A synthetic 20x10 graph with a parallelizable base structure and random additional edges. 20% of the nodes are heavyweight (~1ms busy waiting per update), others are trivial arithmetic operations.

We measure the execution time (seconds) of 100 updates of the whole graph on 8 CPUs.

Results

    Sequential Toposort
    3.9997
    
    Parallel Toposort
    1.049
    
    Subtree
    0.7666
    
    Pulsecount
    0.6458

The execution time is dominated by heavyweight updates and the parallel strategies provide a performance gain.
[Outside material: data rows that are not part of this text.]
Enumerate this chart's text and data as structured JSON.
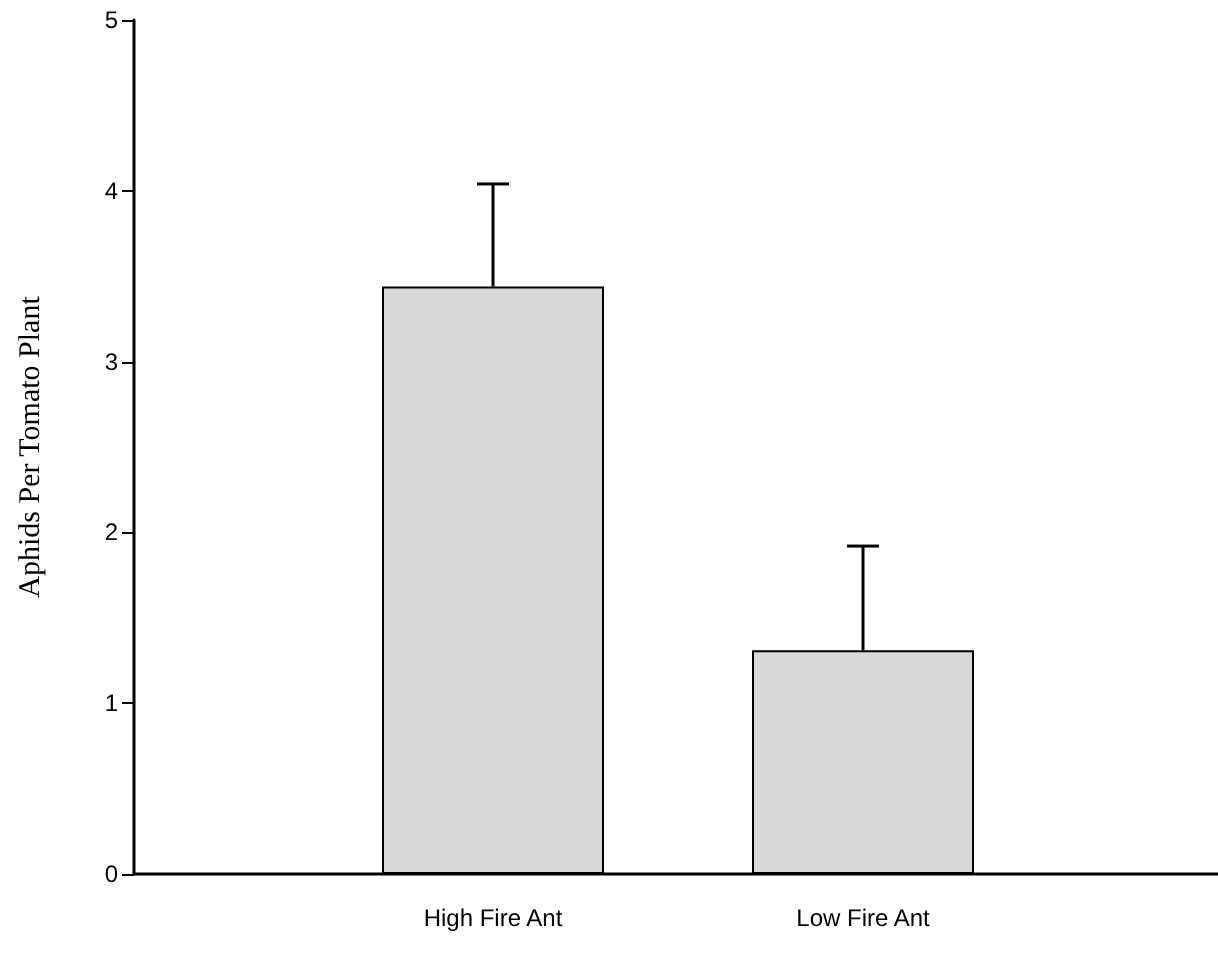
{
  "chart_data": {
    "type": "bar",
    "ylabel": "Aphids Per Tomato Plant",
    "categories": [
      "High Fire Ant",
      "Low Fire Ant"
    ],
    "values": [
      3.44,
      1.31
    ],
    "errors": [
      [
        3.44,
        4.04
      ],
      [
        1.31,
        1.92
      ]
    ],
    "color": "#d9d9d9",
    "ylim": [
      0,
      5
    ],
    "yticks": [
      0,
      1,
      2,
      3,
      4,
      5
    ],
    "grid": false
  }
}
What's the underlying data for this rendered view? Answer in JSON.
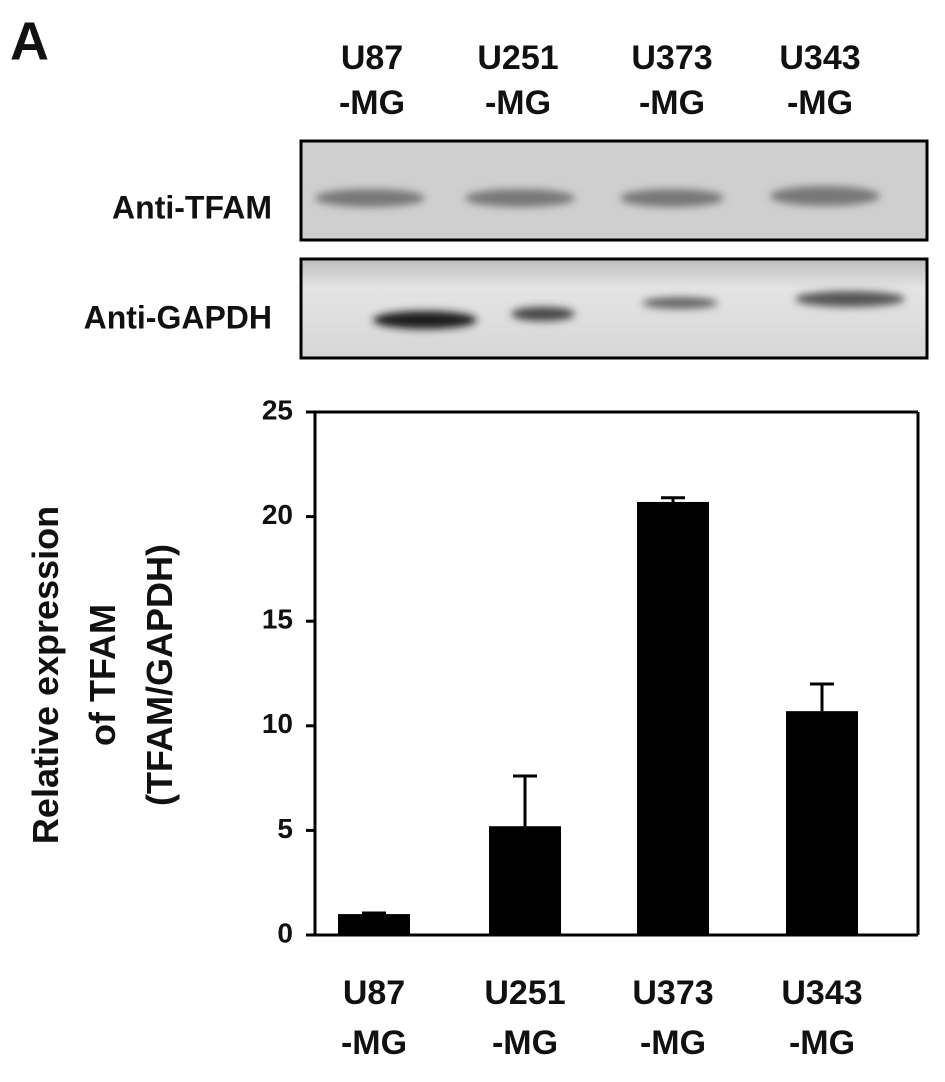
{
  "panel_label": "A",
  "blot": {
    "lanes": [
      [
        "U87",
        "-MG"
      ],
      [
        "U251",
        "-MG"
      ],
      [
        "U373",
        "-MG"
      ],
      [
        "U343",
        "-MG"
      ]
    ],
    "rows": [
      "Anti-TFAM",
      "Anti-GAPDH"
    ]
  },
  "chart_data": {
    "type": "bar",
    "y_label": [
      "Relative expression",
      "of  TFAM",
      "(TFAM/GAPDH)"
    ],
    "categories": [
      [
        "U87",
        "-MG"
      ],
      [
        "U251",
        "-MG"
      ],
      [
        "U373",
        "-MG"
      ],
      [
        "U343",
        "-MG"
      ]
    ],
    "values": [
      1.0,
      5.2,
      20.7,
      10.7
    ],
    "errors": [
      0.05,
      2.4,
      0.2,
      1.3
    ],
    "color": "#000000",
    "ylim": [
      0,
      25
    ],
    "yticks": [
      0,
      5,
      10,
      15,
      20,
      25
    ],
    "grid": false
  }
}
The agglomeration patterns for the graph, extended to 40x10 nodes, can be seen here (color indicates the updating thread):

Parallel Toposort:

Drawing

The algorithm divides the graph in horizontal layers and parallelizes each layer with a parallel_for.

Pulsecount:

Drawing

The graph is divided into chunks; lightweight nodes form larger chunks.

Subtree:

Drawing

In a first pass, lightweight nodes are updated sequentially and subtrees with heavyweight nodes are marked and ignored. Then, the heavyweight subtrees are updated in parallel.

Conclusion

For strictly lightweight operations, sequential Toposort is usually the best choice.

Pulsecount uses the most effective parallelization scheme, but it requires a certain number of heavyweight nodes for it to pay off.

Subtree first tries to apply sequential Toposort for all lightweight nodes, then uses the Pulsecount algorithm for the rest. There are cases where each purebreed strategy beats the hybrid one, but the latter generally provides a good balance for most scenarios.